Publication no. C-2003-0415-01R |  VIEW ARTICLE

Effect of Physical States of Nonpolar Lipids on Rheology, Ultracentrifugation, and Microstructure of Wheat Flour Dough.

Akihiro Watanabe (1-3), Kazuhisa Yokomizo (4), and Ann-Charlotte Eliasson (5). (1) Food Research & Development Labs, Ajinomoto Co., Suzuki-cho Kawasaki-ku Kawasaki 210-8681 Japan. (2) Present address: Research Dept. Ajinomoto Frozen Food Co., 1210-5 Oaza Yoshida Oizumi-cho, Ora-gun Gunma 370-0523 Japan. (3) Corresponding author. E-mail: <watanabea@ffa.ajinomoto.com> (4) Ajinomoto Oil Mills Co., 7-41 Daikoku-cho Tsurumi-ku, Yokohama 230-0053 Japan. (5) Department of Food Technology, Center for Chemistry and Chemical Engineering, Lund University, P.O. Box 124, SE-221 00 Lund, Sweden. Cereal Chem. 80(3):281-284. Accepted July 15, 2002. Copyright 2003 American Association of Cereal Chemists, Inc.

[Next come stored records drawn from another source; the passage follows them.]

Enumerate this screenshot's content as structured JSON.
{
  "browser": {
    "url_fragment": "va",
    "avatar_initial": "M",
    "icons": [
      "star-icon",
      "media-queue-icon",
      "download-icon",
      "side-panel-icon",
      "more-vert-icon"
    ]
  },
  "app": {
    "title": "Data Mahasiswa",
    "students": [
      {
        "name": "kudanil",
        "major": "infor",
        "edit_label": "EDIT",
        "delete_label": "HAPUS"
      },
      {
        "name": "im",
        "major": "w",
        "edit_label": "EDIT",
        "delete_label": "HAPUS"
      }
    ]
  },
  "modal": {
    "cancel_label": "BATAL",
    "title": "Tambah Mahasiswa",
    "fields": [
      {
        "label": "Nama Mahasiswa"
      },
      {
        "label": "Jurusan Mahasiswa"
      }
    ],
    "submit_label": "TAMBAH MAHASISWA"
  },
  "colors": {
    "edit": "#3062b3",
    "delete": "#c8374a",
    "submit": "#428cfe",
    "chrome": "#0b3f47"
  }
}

In the previous study, we investigated effect of physical state of nonpolar lipids of gluten-starch model dough. This experiment examined a real wheat flour dough system to assess the role of fat crystals in the breadmaking processes. These experiments were performed with a baking test and an investigation of wheat flour dough through rheological measurements (both large and small deformations), scanning electron microscopy, and ultracentrifugation. As a result, we found that the added oil was absorbed in the gluten structure, causing the aggregation of the gluten, which gave rise to more elastic behavior. In contrast, solid fat seemed to be distributed uniformly between the starch granules in the dough, reducing the friction between the starch granules and facilitating thin gluten gel layers. These properties lead to the lower G(prime) value and the increased viscous behavior, which yields an increase in loaf volume. In addition, the supposed mechanism behind the large loaf volume described in the previous study was that fat provides a uniform distribution of the dough components, and that the dough can thus expand easily, resulting in a larger loaf volume, which was supported in the wheat flour dough system. In conclusion, we found that thin, expandable gluten films and the uniform dispersion of gluten and starch granules in the dough are prerequisites for attaining better baking performance.